Gerçek suçlu
Bugünlerde bütün magazin Gamze Özçelik'i konuşuyor. Efendim, etrafta dolaşan porno görüntüler onun muymuş değil miymiş, bu nasıl işmiş falan deniyor. Ben niye mi bu konuyu yazıyorum? İnanın beni ilgilendiren kısmı görüntülerin onun olup olmaması değil, insanların bu olaya ne kadar çarpık baktığı. Gelin görüntülerin onun olduğunu düşünelim. Onu yaşında biz kızın tabii ki erkek arkadaşı olacak ve tabii ki onunla beraber olacak değil mi? Burada sorgulanması gereken, beraber olduğu adamın manyaklığı, sapıklığı ve haysiyetsizliği değil mi? Bir sevgilin olduğu zaman adamla beraber olmadan önce "Lütfen cep telefonunu vestiyerde bırak, yatak odasına girmeden önce üstünü arayacağım mı?" diyeceksin? Ya da adamın evindeysen bütün dolapları arayıp kamera kontrolü yapacaksın? Yani eğer bu görüntüler Gamze'ye aitse, onun başına gelenler herkesin başına gelebilir değil mi? Gelin, Gamze'yi değil bunu yapanları suçlayalım.
SAPIK ZİHNİYET Yok, bu görüntüler onun değilse zaten söyleyecek bir şey yok. Bir takım manyaklar, tam kız evlenecekken onu sabote ediyor demektir. Bu da tam bize yakışır bir davranış, öyle değil mi? Bizim toplumumuzda hep karalamak, hep üzerine pislik atmak vardır ya; insanların mutluluğu falan pek çekilemez ya işte bunun için bütün bunlar olabilir. Her neyse beni işin magazin yanı değil, toplumun çarpık değer yargıları ilgilendiriyor. Bu tip olaylarda sapla samanı ayıralım ve olaya maruz kalanı değil, bunu yapan sapık zihniyeti suçlayalım.
*
Geçen akşam çok sevdiğim bir kız arkadaşım, Aslı Gül'le kız kıza yemeğe çıktık. Uzun zamandır görüşememenin heyecanıyla harıl harıl kaptırmış orada burada laflayıp duruyoruz. Aslı, bizim SABAH Grubu'nda bir derginin genel yayın yönetmenliğini başarıyla sürdürüyor.

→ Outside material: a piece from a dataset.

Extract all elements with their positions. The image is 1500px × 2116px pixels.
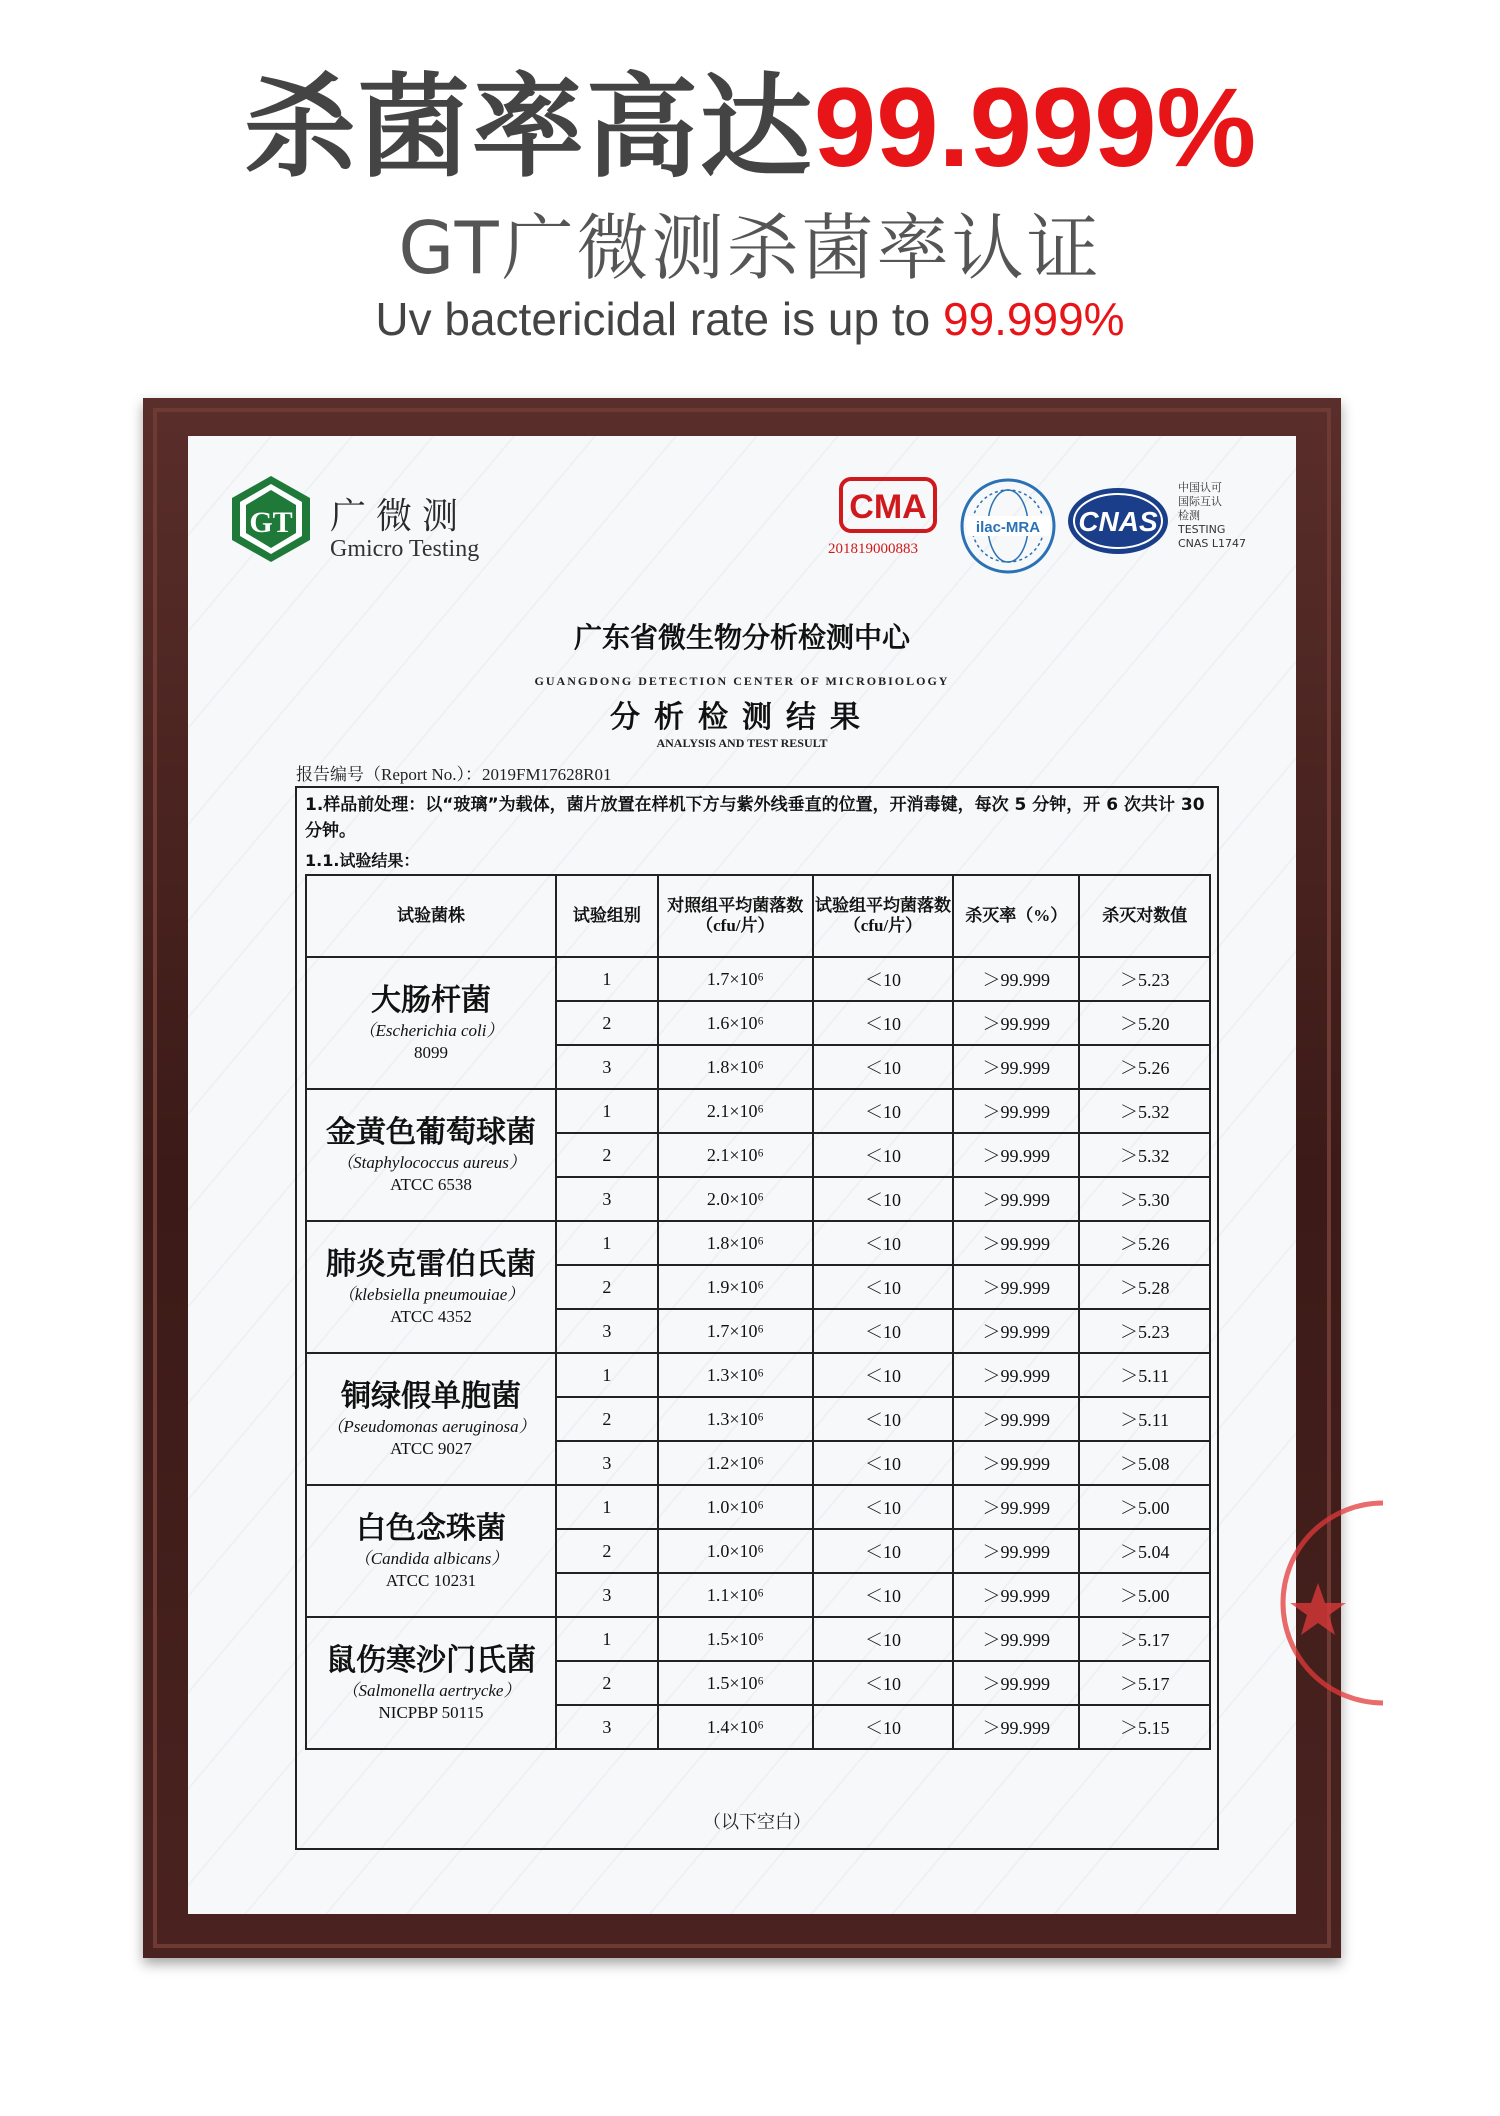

Yani dostluğumuzun yanında onunla konuşacak o kadar çok şeyimiz var ki... Konular bitmek bilmiyor. Biz böyle hararetle konuşurken birden gözüm yan masaya kaydı. Yanda bir çift çıt çıkarmadan öylece "kal gelmiş" vaziyette yemek yiyor. Derken aradan biraz daha geçti, yine bunlar öylece oturup etrafa falan bakıp tıkınıyorlar.
BERABER GÜLMEK "Yok Aslıcım" dedim "Böyle o kadar çok çift var ki"... "Ya evet bence bunları görüp öyle acıyorum ki" dedi. Mutlaka siz de gittiğiniz yerlerde görmüşsünüzdür. Ya da bazen kimbilir belki böyle bir şeyler yaşamışsınızdır. Ne acıdır öyle değil mi, baş başa yemeğe çıkmış iki insanın konuşacak hiç bir şey bulamaması, öyle sanki gündem yaratmak için bir tarafın çaba harcayıp konu açmaya falan çabalaması... Aslı'ya dönüp, şöyle dedim: "Bak Aslıcım, işte bir insan gördüğünde onunla bir elektrik olursa genelde bunu aşkla karıştırıyorsun. Halbuki bu sadece bir heyecandan ibaret, gerçek aşk zamanla oluşuyor. Yani onunla olmaktan mutluysan, onunla iyi vakit geçiriyorsan, beraber eğlenip gülebiliyorsan - ki bence en mühimi beraber gülebilmek, çünkü beraber gülebildiğin insanı her dakika bulamıyorsun - işte o zaman aşık oluyorsun, aşık olduğun insanla da hiçbir zaman böyle bön bön oturmuyorsun. Onunla zamanlar yetmiyor. Dünyanın her hikayesini, yaptığın her şeyi durmadan ona anlatmak istiyorsun. Telefon edip yeni ayrıldığın adamı ya da kadını aramak istiyorsun. İşte aşk böyle bir şey! Ve bu da hayatta çok başınıza gelmiyor." Dostlar siz siz olun böyle bolca güldüğünüz, sohbet ettiğiniz, keyif aldığınız, bön bön oturmadığınız dostlara, sevgililere sahip çıkın, değerlerini bilin.